|
|
|
|
|
by brabel
1708 days ago
|
|
> it’s using Unicode-aware string stuff Rust uses UTF-8 internally for Strings, so it's very efficient to parse a file into a String, then using slices to go through it... this is probably the best you can get as parsing ASCII input as UTF-8 is very efficient (the 0-bit is always zero in ASCII, the unicode decoder only needs to check that's the case for every byte, so it's not some kind of complicated computation it's doing to decode)... If you use bytes for everything, you will make the whole code much harder to follow and it still won't run faster. Check for yourself: https://github.com/renatoathaydes/prechelt-phone-number-enco... |
|
The code will be easier to follow if you use bytes throughout, because currently it’s a mixture of bytewise and charwise operations, so that you need to think a little about whether you’re dealing with char or u8 in each place (and half of them are even mislabelled); and there are suitable alternative ASCII methods for every place that uses charwise methods (e.g. char.is_digit(10) → u8.is_ascii_digit()) so that no extra burden is added.
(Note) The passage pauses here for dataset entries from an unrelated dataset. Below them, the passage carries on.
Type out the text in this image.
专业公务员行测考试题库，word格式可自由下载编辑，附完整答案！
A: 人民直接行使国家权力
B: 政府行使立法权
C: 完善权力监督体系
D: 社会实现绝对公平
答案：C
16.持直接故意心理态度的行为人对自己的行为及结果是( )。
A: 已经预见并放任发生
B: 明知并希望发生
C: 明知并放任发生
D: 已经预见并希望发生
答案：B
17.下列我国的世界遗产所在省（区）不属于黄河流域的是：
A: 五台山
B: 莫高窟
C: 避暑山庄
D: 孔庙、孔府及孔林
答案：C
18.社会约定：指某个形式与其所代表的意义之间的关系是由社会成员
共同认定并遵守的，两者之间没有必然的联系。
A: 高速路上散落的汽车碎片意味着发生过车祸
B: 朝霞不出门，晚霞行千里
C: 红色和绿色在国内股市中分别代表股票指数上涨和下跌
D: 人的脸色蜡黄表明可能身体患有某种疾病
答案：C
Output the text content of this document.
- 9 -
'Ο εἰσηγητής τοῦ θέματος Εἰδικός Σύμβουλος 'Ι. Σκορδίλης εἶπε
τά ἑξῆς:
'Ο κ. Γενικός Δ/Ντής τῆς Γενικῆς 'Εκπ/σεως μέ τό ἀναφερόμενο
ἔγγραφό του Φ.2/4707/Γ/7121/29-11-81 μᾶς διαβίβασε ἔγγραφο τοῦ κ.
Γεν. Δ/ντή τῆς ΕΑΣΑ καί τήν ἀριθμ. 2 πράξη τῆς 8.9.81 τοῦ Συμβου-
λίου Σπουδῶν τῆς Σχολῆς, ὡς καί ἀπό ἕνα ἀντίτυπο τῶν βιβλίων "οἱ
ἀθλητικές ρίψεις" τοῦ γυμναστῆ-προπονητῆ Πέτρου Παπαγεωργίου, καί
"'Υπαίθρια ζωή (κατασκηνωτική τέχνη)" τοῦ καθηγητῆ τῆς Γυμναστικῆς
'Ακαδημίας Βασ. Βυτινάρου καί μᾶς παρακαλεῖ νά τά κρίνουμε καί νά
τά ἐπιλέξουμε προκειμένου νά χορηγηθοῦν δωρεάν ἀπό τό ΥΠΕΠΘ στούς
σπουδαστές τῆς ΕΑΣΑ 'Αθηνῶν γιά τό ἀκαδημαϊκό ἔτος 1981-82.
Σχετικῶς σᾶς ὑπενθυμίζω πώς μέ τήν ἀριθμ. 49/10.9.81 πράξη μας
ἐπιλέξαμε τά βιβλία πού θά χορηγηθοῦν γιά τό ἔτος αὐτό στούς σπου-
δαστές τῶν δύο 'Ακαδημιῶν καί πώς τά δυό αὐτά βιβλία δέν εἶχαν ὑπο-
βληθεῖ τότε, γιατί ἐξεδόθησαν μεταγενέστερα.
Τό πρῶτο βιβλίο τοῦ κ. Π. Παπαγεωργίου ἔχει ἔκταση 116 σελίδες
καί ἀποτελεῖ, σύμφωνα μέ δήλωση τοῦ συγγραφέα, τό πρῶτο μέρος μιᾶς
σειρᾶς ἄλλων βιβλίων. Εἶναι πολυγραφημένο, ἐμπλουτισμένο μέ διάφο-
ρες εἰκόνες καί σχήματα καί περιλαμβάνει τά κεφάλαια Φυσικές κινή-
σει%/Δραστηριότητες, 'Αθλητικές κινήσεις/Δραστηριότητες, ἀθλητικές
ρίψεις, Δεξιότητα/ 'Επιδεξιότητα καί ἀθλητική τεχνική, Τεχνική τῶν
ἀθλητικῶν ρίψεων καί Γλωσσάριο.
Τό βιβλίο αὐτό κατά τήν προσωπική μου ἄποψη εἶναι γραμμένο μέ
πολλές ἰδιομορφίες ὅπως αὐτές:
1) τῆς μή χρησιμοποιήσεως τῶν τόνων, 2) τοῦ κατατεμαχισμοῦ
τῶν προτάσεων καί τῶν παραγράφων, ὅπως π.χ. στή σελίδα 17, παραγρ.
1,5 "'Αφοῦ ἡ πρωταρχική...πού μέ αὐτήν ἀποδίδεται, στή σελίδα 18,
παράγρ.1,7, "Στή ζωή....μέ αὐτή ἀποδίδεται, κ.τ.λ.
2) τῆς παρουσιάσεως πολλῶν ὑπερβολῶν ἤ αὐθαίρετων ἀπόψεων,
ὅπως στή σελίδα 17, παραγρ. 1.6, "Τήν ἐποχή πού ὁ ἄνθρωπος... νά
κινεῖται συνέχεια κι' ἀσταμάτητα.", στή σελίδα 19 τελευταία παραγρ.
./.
In the end the only place slightly complicated by it is printing the solutions, but more code will have been decomplicated—hotter path code, too—so that it’s easily worth it.
I don’t know where the code you’re citing came from, it’s newer than what’s on the master branch but in its changes includes some pretty bad stuff like DIGITS, using &str for something that is always a single-character ASCII digit, accessed by already having had the digit as a u8 and turning it back into a string prematurely. Admittedly the optimiser is going to fix a fair bit of that badness, but not all.